The German office of the US consulting firm Kearney thinks a jobs boom is on Europe's horizon, with 163,000 skilled workers needed by 2030 if defence spending stays at 2% of GDP and up to 760,000 if it goes up to 3% (NATO's target for 2035). In some cases, workers are already emigrating to defence, with Rheinmetall having moved 100 staff from its civilian units to military manufacturing last year.

DANIEL KARMANN / AFP
A mannequin equipped with the Gladius 2.0 soldier system is on display at the Rheinmetall defence company's stand during the "Enforce Tac" trade defence fair in Nuremberg, Germany, on 25 February 2026.

In other cases, companies are taking over factories and workers from other manufacturers. KNDS, which makes tanks and other military vehicles, is planning to buy a plant from train manufacturer Alstom in east Germany that was due to end operations this year. The deal could save the jobs of the factory's 700 workers.

Strategic outlook

There are some success stories from this transition that point to the strategic implications of the shift. FWM, a German metal construction company, has been manufacturing vehicle body shells for two decades, but several years ago it began working on smaller defence contracts before, more recently, plunging into defence manufacturing with greater confidence. Defence technology now accounts for 80% of its sales, and new employees (from other automotive manufacturers) have been hired to meet demand.

Managing director Thomas Fuchs told DW News that there were advantages to serving the defence sector, because national suppliers are given priority. "You basically only have competition from German companies," he said. "In the automotive industry, the competition is global." He added that there was a longer planning horizon in defence, which led to greater predictability. "They talk in decades.
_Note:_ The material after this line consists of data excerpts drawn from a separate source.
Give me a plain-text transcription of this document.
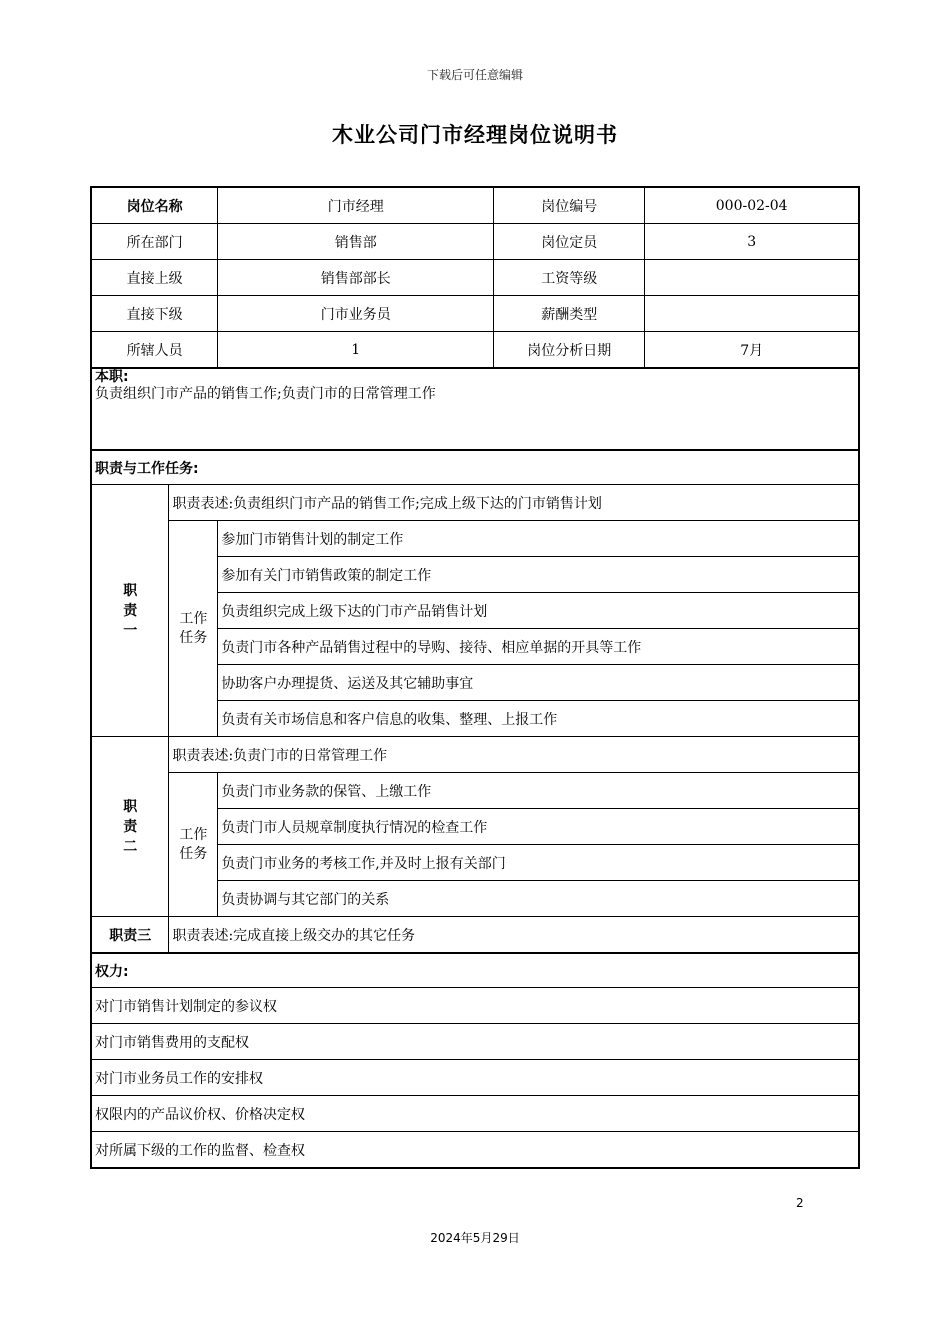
下载后可任意编辑
木业公司门市经理岗位说明书
岗位名称		门市经理	岗位编号	000-02-04
所在部门		销售部	岗位定员	3
直接上级		销售部部长	工资等级	
直接下级		门市业务员	薪酬类型	
所辖人员		1	岗位分析日期	7月

本职:
负责组织门市产品的销售工作;负责门市的日常管理工作				

职责与工作任务:				
职责一	职责表述:负责组织门市产品的销售工作;完成上级下达的门市销售计划			
	工作任务	参加门市销售计划的制定工作		
		参加有关门市销售政策的制定工作		
		负责组织完成上级下达的门市产品销售计划		
		负责门市各种产品销售过程中的导购、接待、相应单据的开具等工作		
		协助客户办理提货、运送及其它辅助事宜		
		负责有关市场信息和客户信息的收集、整理、上报工作		
职责二	职责表述:负责门市的日常管理工作			
	工作任务	负责门市业务款的保管、上缴工作		
		负责门市人员规章制度执行情况的检查工作		
		负责门市业务的考核工作,并及时上报有关部门		
		负责协调与其它部门的关系		
职责三	职责表述:完成直接上级交办的其它任务			
权力:				
对门市销售计划制定的参议权				
对门市销售费用的支配权				
对门市业务员工作的安排权				
权限内的产品议价权、价格决定权				
对所属下级的工作的监督、检查权				
2
2024年5月29日
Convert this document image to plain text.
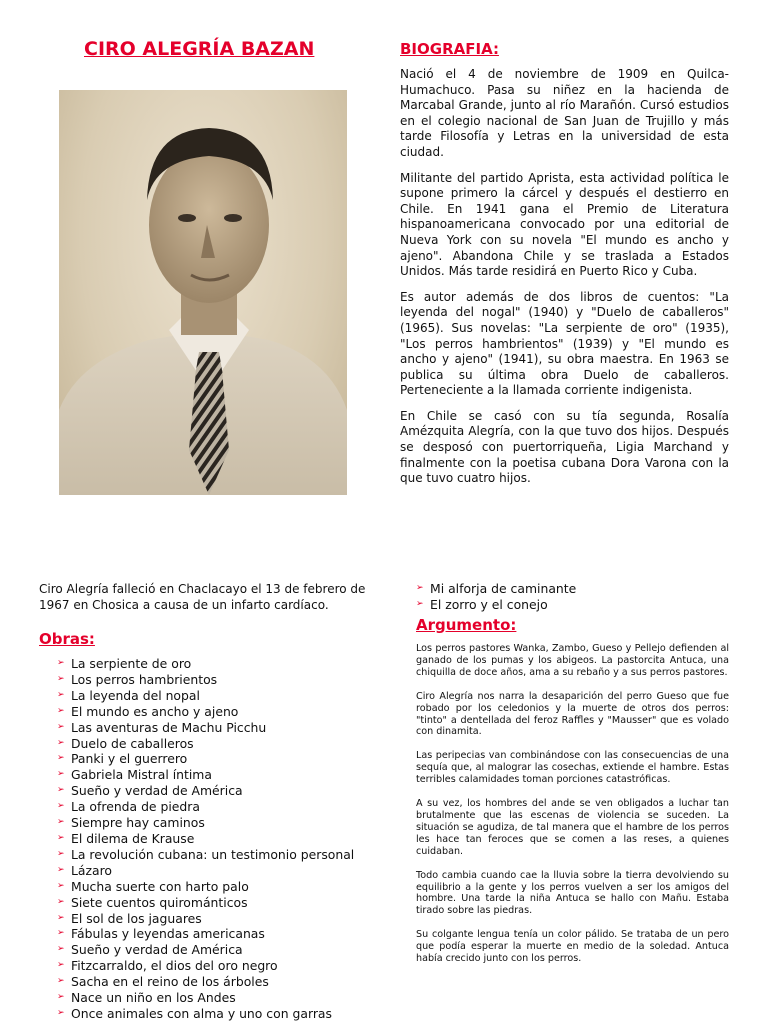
CIRO ALEGRÍA BAZAN	BIOGRAFIA:

Nació el 4 de noviembre de 1909 en Quilca-Humachuco. Pasa su niñez en la hacienda de Marcabal Grande, junto al río Marañón. Cursó estudios en el colegio nacional de San Juan de Trujillo y más tarde Filosofía y Letras en la universidad de esta ciudad.

Militante del partido Aprista, esta actividad política le supone primero la cárcel y después el destierro en Chile. En 1941 gana el Premio de Literatura hispanoamericana convocado por una editorial de Nueva York con su novela "El mundo es ancho y ajeno". Abandona Chile y se traslada a Estados Unidos. Más tarde residirá en Puerto Rico y Cuba.

Es autor además de dos libros de cuentos: "La leyenda del nogal" (1940) y "Duelo de caballeros" (1965). Sus novelas: "La serpiente de oro" (1935), "Los perros hambrientos" (1939) y "El mundo es ancho y ajeno" (1941), su obra maestra. En 1963 se publica su última obra Duelo de caballeros. Perteneciente a la llamada corriente indigenista.

En Chile se casó con su tía segunda, Rosalía Amézquita Alegría, con la que tuvo dos hijos. Después se desposó con puertorriqueña, Ligia Marchand y finalmente con la poetisa cubana Dora Varona con la que tuvo cuatro hijos.

Ciro Alegría falleció en Chaclacayo el 13 de febrero de 1967 en Chosica a causa de un infarto cardíaco.

Obras:
➢ La serpiente de oro
➢ Los perros hambrientos
➢ La leyenda del nopal
➢ El mundo es ancho y ajeno
➢ Las aventuras de Machu Picchu
➢ Duelo de caballeros
➢ Panki y el guerrero
➢ Gabriela Mistral íntima
➢ Sueño y verdad de América
➢ La ofrenda de piedra
➢ Siempre hay caminos
➢ El dilema de Krause
➢ La revolución cubana: un testimonio personal
➢ Lázaro
➢ Mucha suerte con harto palo
➢ Siete cuentos quirománticos
➢ El sol de los jaguares
➢ Fábulas y leyendas americanas
➢ Sueño y verdad de América
➢ Fitzcarraldo, el dios del oro negro
➢ Sacha en el reino de los árboles
➢ Nace un niño en los Andes
➢ Once animales con alma y uno con garras
➢ Mi alforja de caminante
➢ El zorro y el conejo
Argumento:

Los perros pastores Wanka, Zambo, Gueso y Pellejo defienden al ganado de los pumas y los abigeos. La pastorcita Antuca, una chiquilla de doce años, ama a su rebaño y a sus perros pastores.

Ciro Alegría nos narra la desaparición del perro Gueso que fue robado por los celedonios y la muerte de otros dos perros: "tinto" a dentellada del feroz Raffles y "Mausser" que es volado con dinamita.

Las peripecias van combinándose con las consecuencias de una sequía que, al malograr las cosechas, extiende el hambre. Estas terribles calamidades toman porciones catastróficas.

A su vez, los hombres del ande se ven obligados a luchar tan brutalmente que las escenas de violencia se suceden. La situación se agudiza, de tal manera que el hambre de los perros les hace tan feroces que se comen a las reses, a quienes cuidaban.

Todo cambia cuando cae la lluvia sobre la tierra devolviendo su equilibrio a la gente y los perros vuelven a ser los amigos del hombre. Una tarde la niña Antuca se hallo con Mañu. Estaba tirado sobre las piedras.

Su colgante lengua tenía un color pálido. Se trataba de un pero que podía esperar la muerte en medio de la soledad. Antuca había crecido junto con los perros.
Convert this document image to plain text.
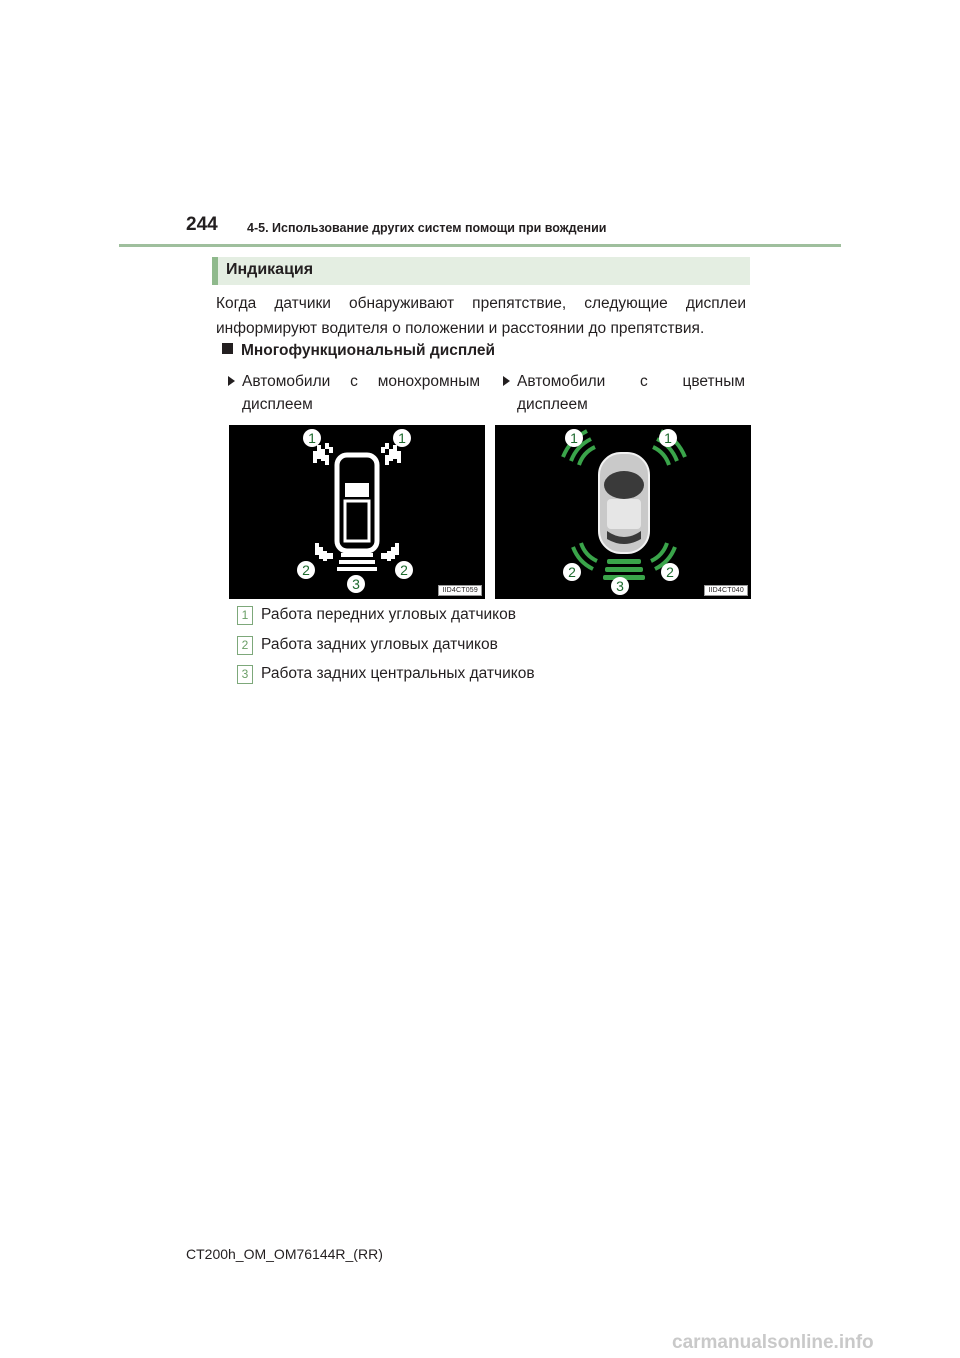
244 4-5. Использование других систем помощи при вождении
Индикация
Когда датчики обнаруживают препятствие, следующие дисплеи информируют водителя о положении и расстоянии до препятствия.
Многофункциональный дисплей
Автомобили с монохромным
дисплеем
Автомобили с цветным
дисплеем
1	1
2
3
2
IID4CT059
1	1
2
3
2
IID4CT040
1 Работа передних угловых датчиков
2 Работа задних угловых датчиков
3 Работа задних центральных датчиков
CT200h_OM_OM76144R_(RR)
carmanualsonline.info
We have orders through 2030 and are talking about contracts being placed that extend to 2040."

The automotive sector in many European countries is far larger than the defence industry. This is the case in Germany by a factor of ten, so even with increased spending, defence manufacturing will not cure all carmakers' worries. Whether this higher defence spending outlasts the Trump administration of the Ukraine war remains a point of interest for the car manufacturers considering their future.